すりこみ(扇風機、たいやき、音楽)


 セミが鳴いている。それだけで暑苦しいったらありゃしない。


 待ちに待った休みであるのに、この暑さで何もしたくない。ただ汗をかくだけの時間を過ごしている。


 隣にある扇風機は存在感こそあれど、存在価値はない。動かないのに場所はとる。買おう買おうと思っていたのに気付けばこんな季節だ。

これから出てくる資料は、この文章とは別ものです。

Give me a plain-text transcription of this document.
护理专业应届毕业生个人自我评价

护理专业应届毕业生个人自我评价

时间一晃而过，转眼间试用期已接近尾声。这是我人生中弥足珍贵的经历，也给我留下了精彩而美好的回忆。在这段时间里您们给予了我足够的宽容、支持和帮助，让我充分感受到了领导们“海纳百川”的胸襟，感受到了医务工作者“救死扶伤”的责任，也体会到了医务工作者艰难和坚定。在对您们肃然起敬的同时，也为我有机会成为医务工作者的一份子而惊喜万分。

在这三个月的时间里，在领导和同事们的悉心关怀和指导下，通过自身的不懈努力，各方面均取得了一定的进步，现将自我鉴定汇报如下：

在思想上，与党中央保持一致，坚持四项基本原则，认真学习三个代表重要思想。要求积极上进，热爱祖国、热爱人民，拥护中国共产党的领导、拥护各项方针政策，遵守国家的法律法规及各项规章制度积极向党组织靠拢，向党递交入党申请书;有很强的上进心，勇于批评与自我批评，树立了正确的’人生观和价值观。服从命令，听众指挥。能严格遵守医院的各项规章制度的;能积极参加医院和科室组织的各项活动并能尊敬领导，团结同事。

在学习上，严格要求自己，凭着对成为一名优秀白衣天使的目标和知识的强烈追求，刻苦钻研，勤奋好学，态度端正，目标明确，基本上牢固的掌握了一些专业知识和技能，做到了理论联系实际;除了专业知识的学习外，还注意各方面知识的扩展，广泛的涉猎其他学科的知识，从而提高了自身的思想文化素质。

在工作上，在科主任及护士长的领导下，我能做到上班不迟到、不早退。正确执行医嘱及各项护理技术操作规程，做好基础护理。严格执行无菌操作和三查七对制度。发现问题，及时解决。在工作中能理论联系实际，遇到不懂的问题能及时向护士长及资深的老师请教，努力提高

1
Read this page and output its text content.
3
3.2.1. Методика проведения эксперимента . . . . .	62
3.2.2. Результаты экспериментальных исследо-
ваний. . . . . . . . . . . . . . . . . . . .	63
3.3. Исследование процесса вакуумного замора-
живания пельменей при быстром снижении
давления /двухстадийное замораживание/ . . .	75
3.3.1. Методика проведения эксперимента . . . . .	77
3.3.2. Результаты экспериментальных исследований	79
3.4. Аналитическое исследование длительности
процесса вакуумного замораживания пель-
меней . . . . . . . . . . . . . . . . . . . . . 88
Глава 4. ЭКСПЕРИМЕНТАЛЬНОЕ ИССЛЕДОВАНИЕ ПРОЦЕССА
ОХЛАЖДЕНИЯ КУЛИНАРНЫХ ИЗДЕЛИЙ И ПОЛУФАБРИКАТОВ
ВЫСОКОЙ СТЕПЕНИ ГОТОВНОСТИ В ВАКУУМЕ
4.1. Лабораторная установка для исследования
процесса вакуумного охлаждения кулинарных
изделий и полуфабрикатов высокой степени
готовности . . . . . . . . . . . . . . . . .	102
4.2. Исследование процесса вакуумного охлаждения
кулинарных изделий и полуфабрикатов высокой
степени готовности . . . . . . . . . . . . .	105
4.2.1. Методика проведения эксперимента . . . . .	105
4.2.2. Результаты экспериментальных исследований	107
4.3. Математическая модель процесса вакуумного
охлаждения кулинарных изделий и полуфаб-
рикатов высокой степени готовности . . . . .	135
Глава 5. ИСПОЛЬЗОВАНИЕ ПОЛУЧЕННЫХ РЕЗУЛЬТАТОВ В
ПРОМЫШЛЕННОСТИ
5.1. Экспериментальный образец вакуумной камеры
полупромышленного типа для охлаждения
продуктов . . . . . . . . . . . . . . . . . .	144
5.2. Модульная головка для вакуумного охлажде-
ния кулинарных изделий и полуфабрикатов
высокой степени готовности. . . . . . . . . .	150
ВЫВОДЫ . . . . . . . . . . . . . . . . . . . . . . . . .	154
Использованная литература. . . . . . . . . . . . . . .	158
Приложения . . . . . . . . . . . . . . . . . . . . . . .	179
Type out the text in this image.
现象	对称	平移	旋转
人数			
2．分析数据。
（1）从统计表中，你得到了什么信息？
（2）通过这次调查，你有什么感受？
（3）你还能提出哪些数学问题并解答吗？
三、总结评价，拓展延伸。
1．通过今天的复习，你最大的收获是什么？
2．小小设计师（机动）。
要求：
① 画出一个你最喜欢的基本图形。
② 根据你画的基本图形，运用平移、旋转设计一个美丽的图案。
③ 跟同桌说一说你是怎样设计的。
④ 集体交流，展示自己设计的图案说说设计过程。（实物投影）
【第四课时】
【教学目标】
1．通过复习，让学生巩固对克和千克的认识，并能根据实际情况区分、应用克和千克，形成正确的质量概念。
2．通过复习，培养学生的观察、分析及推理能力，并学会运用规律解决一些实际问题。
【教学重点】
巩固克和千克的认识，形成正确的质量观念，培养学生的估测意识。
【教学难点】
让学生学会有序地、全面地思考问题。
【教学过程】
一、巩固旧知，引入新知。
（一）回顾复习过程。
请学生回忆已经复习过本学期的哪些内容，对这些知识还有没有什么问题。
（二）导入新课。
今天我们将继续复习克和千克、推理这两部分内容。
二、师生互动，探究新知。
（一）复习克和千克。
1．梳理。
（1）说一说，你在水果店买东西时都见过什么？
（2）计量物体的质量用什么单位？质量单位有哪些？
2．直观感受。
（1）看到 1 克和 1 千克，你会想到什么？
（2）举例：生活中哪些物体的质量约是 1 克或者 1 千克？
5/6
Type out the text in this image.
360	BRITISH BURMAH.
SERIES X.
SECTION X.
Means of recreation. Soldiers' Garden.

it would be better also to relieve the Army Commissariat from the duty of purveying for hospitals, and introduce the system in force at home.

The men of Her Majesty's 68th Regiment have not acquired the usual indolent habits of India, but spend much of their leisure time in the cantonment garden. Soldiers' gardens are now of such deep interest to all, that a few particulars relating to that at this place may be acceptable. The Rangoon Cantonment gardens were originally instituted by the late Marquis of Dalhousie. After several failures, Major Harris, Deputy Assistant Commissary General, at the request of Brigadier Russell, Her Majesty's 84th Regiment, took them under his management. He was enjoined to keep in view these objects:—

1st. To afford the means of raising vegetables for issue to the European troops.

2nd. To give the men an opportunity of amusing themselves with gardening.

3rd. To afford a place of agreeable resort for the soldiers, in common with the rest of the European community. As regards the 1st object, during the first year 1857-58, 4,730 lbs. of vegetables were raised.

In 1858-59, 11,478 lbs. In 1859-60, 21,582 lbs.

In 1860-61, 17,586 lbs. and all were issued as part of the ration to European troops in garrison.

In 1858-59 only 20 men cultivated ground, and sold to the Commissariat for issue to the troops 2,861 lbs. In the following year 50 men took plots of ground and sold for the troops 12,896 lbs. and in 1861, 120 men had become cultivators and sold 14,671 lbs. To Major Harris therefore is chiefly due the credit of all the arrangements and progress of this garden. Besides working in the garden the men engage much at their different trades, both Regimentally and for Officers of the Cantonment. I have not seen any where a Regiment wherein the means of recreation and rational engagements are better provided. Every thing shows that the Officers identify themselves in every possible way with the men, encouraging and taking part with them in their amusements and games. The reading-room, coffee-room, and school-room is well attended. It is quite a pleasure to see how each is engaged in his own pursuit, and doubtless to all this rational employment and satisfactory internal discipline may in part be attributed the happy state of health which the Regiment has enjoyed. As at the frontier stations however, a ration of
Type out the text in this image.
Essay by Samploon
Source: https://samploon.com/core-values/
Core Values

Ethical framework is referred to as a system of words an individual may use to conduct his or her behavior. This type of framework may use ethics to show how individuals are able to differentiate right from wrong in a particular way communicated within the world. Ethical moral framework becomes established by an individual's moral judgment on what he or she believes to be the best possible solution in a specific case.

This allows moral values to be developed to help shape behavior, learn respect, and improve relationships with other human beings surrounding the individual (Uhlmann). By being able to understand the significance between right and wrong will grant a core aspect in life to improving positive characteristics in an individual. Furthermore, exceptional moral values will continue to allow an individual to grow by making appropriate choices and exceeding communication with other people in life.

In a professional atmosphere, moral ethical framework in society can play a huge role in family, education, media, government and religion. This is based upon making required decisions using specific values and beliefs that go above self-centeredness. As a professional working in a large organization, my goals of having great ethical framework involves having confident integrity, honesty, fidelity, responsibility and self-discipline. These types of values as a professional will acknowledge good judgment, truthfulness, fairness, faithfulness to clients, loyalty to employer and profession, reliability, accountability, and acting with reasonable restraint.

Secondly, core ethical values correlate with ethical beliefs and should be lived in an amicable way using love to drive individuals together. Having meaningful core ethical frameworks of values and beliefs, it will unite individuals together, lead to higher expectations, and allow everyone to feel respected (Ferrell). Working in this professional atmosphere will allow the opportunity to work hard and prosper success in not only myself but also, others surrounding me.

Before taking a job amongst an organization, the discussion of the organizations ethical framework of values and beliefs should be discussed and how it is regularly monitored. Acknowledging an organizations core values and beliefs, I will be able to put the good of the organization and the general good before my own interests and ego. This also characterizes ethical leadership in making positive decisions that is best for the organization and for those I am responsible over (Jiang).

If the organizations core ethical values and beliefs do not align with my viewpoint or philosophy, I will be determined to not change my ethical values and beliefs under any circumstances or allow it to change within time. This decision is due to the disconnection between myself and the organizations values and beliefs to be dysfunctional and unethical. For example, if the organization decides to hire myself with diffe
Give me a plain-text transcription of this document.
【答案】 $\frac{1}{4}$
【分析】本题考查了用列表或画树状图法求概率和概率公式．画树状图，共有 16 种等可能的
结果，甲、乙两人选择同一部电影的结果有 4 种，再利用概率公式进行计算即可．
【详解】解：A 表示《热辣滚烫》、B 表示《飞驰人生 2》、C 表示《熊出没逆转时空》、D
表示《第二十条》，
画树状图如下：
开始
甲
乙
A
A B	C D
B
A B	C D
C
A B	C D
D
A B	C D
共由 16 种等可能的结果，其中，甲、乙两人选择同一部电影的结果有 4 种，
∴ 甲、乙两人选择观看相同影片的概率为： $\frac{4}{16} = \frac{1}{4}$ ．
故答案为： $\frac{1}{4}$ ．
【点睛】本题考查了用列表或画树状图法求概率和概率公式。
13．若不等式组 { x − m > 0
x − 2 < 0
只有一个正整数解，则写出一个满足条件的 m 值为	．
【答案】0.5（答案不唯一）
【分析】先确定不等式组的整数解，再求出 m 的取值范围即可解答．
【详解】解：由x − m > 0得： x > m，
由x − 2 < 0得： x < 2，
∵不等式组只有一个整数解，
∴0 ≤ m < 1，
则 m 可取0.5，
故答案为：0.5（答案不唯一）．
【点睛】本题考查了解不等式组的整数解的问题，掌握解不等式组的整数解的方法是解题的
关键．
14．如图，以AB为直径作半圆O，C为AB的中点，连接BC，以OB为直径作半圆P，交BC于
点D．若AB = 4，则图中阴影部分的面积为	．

古いアパートの窓を開けて、風を求めるもこの要求は通らない。


 窓を開けたせいで何処かの家の物音も聞こえてくる。水を流す音、子供が騒ぐ声。テレビかラジオか音楽も聞こえてくる。


 今は一体いつの時代かというような古い曲ばかりだ。


 寝転がりながらそれを静かに聞く。何十年前のアイドルソングを、特に懐かしさもなく聴いている。


 何年前にヒットしたあの曲という声の後に流れてきたのは、おじさんとたいやきが喧嘩する曲だ。


 鉄板というワードで暑苦しさが増す。海で涼しさを感じるかと思えば、生温い海水を想像し、余計に汗を不快に感じた。


 家も外も暑いなら、さっさと扇風機を買いに行くのが良さそうである。


 びっしょり濡れたTシャツを替え、財布を持って家を出る。少し歩いたところで携帯を忘れたことに気付くが、もう戻りたくはない。


 近くの小さなホームセンターに着くも、出入り口に出店しているたいやき屋に心を奪われる。


 いやいや、暑いし、ちょっと歌聞いたぐらいで影響されはしない。


 店内に入り、お目当ての物を探す。イベントコーナーに所狭しと並べられていた。その中から安い物を選び、レジへ。


 無事に買えたと帰路につくが、こんな大きい物を持って帰るのかと嫌になった。しかも片手でたいやきを食べなければならない。


 そう、つい買ってしまったのである。


 家で食べるという選択をせず、歩きながら食べて帰ったのだった。